Dipartimento di Biologia, Università di Pisa, Pisa 56100, Italy.
Proc Natl Acad Sci U S A. 2009 Dec 15;106(50):21179-84. doi: 10.1073/pnas.0909167106. Epub 2009 Nov 24.
Cell identity is acquired in different brain structures according to a stereotyped timing schedule, by accommodating the proliferation of multipotent progenitor cells and the generation of distinct types of mature nerve cells at precise times. However, the molecular mechanisms coupling the identity of a specific neuron and its birth date are poorly understood. In the neural retina, only late progenitor cells that divide slowly can become bipolar neurons, by the activation of otx2 and vsx1 genes. In Xenopus, we found that Xotx2 and Xvsx1 translation is inhibited in early progenitor cells that divide rapidly by a set of cell cycle-related microRNAs (miRNAs). Through expression and functional screenings, we selected 4 miRNAs--mir-129, mir-155, mir-214, and mir-222--that are highly expressed at early developmental stages in the embryonic retina and bind to the 3' UTR of Xotx2 and Xvsx1 mRNAs inhibiting their translation. The functional inactivation of these miRNAs in vivo releases the inhibition, supporting the generation of additional bipolar cells. We propose a model in which the proliferation rate and the age of a retinal progenitor are linked to each other and determine the progenitor fate through the activity of a set of miRNAs.

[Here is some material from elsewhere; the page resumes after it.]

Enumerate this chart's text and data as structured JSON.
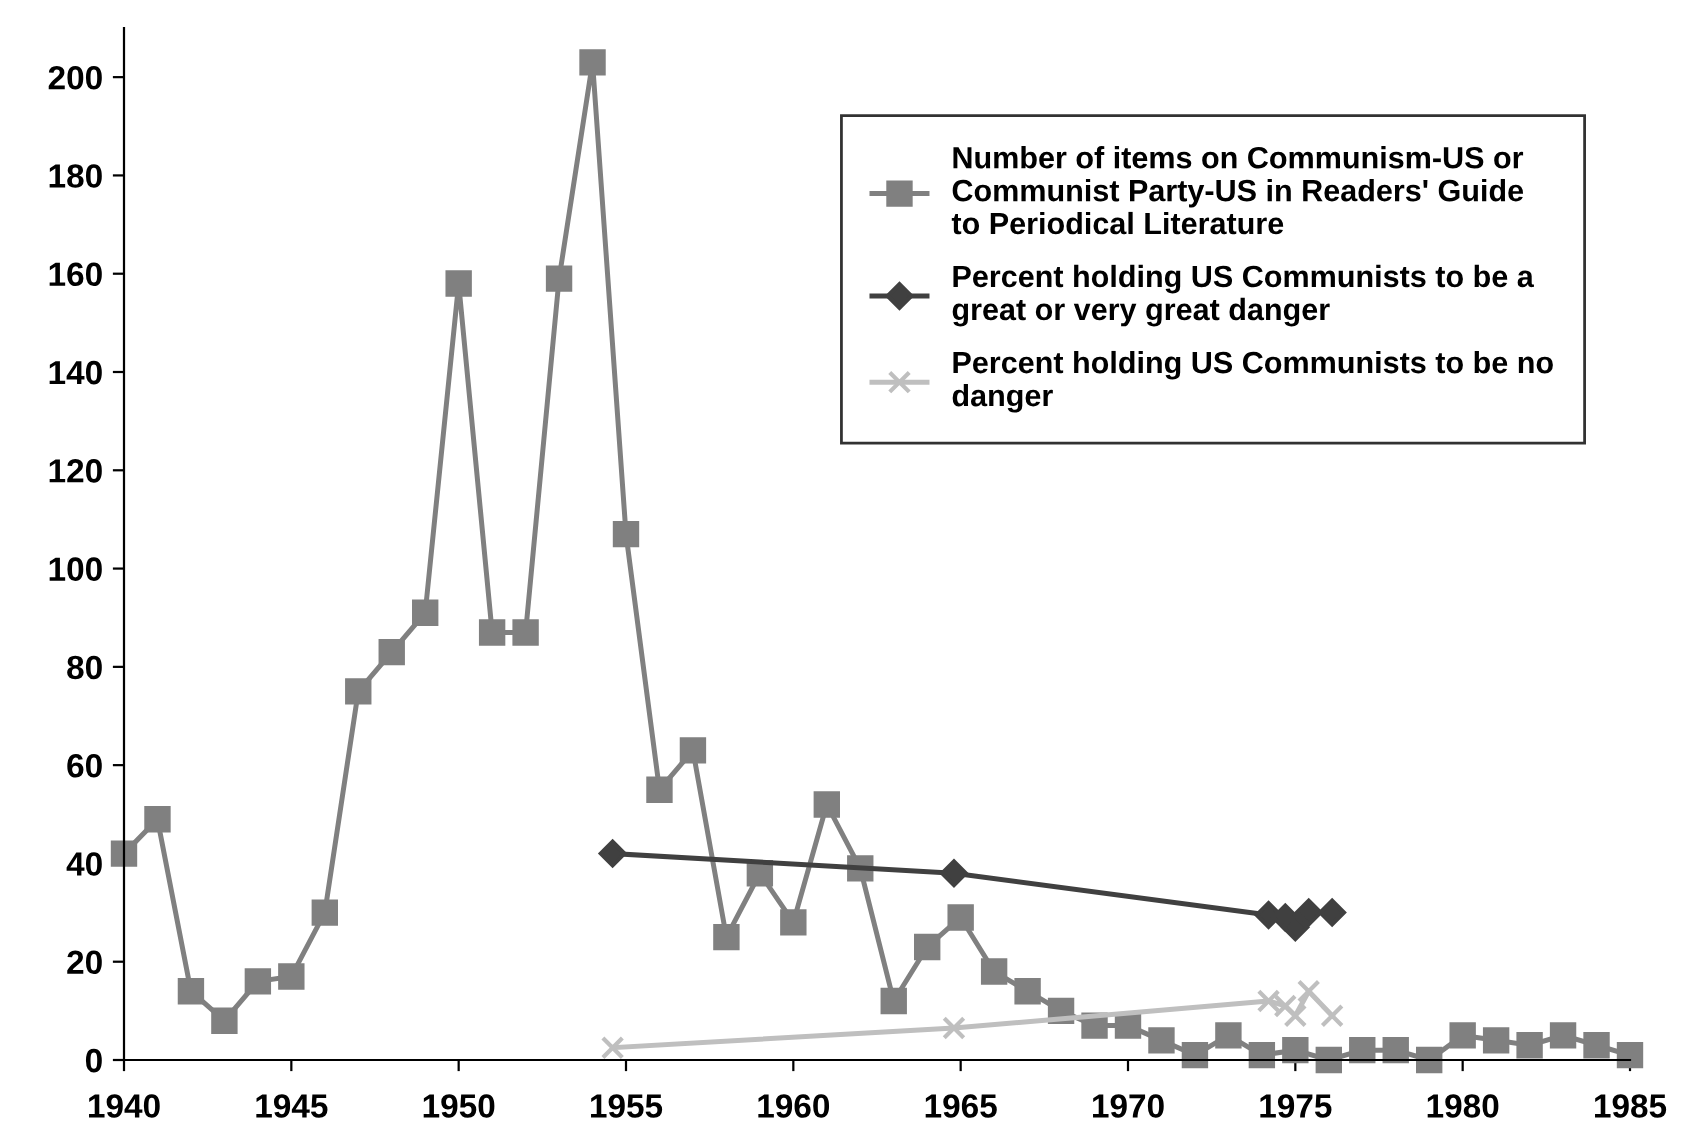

细胞身份是根据一个刻板的时间时间表在不同的大脑结构中获得的,通过适应多能祖细胞的增殖和在精确的时间产生不同类型的成熟神经细胞。然而,将特定神经元的身份与其出生日期联系起来的分子机制还知之甚少。在神经视网膜中,只有增殖缓慢的晚期祖细胞才能通过激活 otx2 和 vsx1 基因成为双极神经元。在非洲爪蟾中,我们发现一组与细胞周期相关的 microRNAs(miRNAs)抑制了快速分裂的早期祖细胞中 Xotx2 和 Xvsx1 的翻译。通过表达和功能筛选,我们选择了 4 种 miRNA--mir-129、mir-155、mir-214 和 mir-222--它们在胚胎视网膜的早期发育阶段高度表达,并与 Xotx2 和 Xvsx1 mRNA 的 3'UTR 结合,抑制其翻译。这些 miRNA 在体内的功能失活释放了抑制作用,支持产生额外的双极细胞。我们提出了一个模型,其中视网膜祖细胞的增殖率和年龄相互关联,并通过一组 miRNAs 的活性决定祖细胞的命运。